Each gear’s size is depicted in relative importance to your business. As you can see, the Sales and Production gears are the biggest, because without sales there is no business, and without Production there is nothing to sell.
In a series of 4 articles, we’ll discuss the how this model for running a successful home performance business works and each function in more detail.
As you can see, each gear has a function and output:
What the department is supposed to produce and send to the next function or department. Each gear has a manager; the person who is responsible for that function. No matter how small your business is, someone has to be in charge of the function and the management of the other people in the department. Each gear has KPI’S, or “Key Performance Indicators.” These are the numbers you need to keep track of to measure the department’s performance. You have to be able to measure in order to know, compare, and improve results. There are many KPI’s you can track and study, but the main ones listed are where you start.

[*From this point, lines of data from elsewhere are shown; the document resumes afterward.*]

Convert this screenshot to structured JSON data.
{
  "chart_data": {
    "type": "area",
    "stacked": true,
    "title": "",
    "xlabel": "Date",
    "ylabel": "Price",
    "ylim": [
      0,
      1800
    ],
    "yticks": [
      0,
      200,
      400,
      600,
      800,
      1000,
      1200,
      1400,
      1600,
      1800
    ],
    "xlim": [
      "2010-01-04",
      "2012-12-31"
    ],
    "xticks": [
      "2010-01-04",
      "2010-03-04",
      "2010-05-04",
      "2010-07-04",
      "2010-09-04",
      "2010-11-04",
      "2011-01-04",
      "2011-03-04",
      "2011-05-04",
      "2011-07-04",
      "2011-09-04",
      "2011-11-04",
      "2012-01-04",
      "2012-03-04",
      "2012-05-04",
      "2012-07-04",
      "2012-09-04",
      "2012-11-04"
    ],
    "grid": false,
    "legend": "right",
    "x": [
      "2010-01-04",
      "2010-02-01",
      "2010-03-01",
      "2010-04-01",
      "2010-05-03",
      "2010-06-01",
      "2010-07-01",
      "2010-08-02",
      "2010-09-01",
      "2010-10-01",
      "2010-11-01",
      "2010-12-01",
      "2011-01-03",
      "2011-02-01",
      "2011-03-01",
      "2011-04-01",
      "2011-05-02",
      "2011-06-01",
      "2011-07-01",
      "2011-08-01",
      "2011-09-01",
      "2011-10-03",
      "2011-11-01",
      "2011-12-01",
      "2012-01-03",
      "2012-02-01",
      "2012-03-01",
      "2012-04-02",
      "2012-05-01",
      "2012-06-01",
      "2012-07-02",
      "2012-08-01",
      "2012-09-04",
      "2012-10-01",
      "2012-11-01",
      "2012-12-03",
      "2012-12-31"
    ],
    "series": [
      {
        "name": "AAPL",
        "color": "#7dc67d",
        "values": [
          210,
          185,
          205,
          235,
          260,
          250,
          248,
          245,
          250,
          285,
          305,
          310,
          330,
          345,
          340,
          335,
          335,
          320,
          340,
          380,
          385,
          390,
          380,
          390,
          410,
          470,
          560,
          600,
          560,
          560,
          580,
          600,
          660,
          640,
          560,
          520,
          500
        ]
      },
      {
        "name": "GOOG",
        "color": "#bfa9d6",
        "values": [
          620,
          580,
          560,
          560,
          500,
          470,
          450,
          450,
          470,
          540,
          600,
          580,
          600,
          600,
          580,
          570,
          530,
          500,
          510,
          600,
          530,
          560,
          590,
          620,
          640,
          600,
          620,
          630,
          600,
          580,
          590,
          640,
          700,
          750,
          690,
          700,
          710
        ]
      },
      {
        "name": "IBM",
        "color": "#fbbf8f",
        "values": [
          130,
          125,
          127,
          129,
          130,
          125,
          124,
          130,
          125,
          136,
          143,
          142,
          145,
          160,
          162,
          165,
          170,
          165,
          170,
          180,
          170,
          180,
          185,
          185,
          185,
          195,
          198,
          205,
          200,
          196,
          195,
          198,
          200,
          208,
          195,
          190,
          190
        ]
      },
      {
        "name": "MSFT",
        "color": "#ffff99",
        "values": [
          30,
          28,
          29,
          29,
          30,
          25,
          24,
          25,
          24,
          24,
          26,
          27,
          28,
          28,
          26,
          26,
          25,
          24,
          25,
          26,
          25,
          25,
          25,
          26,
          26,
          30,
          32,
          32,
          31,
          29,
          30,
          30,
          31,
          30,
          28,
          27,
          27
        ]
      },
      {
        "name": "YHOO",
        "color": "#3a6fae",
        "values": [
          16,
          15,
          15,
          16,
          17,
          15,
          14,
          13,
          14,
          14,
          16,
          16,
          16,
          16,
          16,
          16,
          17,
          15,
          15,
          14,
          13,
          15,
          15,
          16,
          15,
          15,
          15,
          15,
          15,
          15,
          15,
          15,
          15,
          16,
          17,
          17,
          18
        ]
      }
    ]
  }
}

At the top of the machine we start the business process with an investment in advertising. We make this investment into the first gear, the marketing department. The KPI’s for the marketing department are Number of Leads Generated, and Cost per Lead. The Output of the Marketing Department is leads. Who do these leads go to? The next function – the Appointment Center.
The Appointment Center, like all gears, has a manager. The Business Machine Chart has a place to write each manager’s name on the gear. The KPI for the Appointment Center is the percentage of leads that get scheduled into a sales appointment – the higher the percentage the better. you are at maximizing your marketing investment. It is likely that the Appointment Center will also schedule Service Appointments for your company if you have a service function, as well. The output of your Appointment Center is Scheduled Sales Calls. This output goes to the Sales Department.
The Marketing and Appointment Center gears need to operate in synch to help turn your investment in marketing into revenue. For example, the Appointment Center is charged will filling all the sales “slots” you have available each week. The number of slots equals the number of sales people you have times the optimal number of calls you want your sales people to make per week. If you have 3 sales people that can make 2 calls per day, you have 30 “slots” (2 calls/day X 3 salespeople X 5 days/week) where you want your sales people in front of customers. Empty slots don’t generate sales revenue.
If you convert only 75% of the leads your marketing efforts generate into filled slots, you will need to generate 40 leads each week. At 90%, you need only 34 leads! Measure and work on how ell you’re doing at converting leads to appointments! We’ve learned over the years that how well the Appointment Center operates can have a dramatic impact on your business results.
Next month we’ll discuss the sales and production gears and how they interact together and with the other gears in the Business Machine model.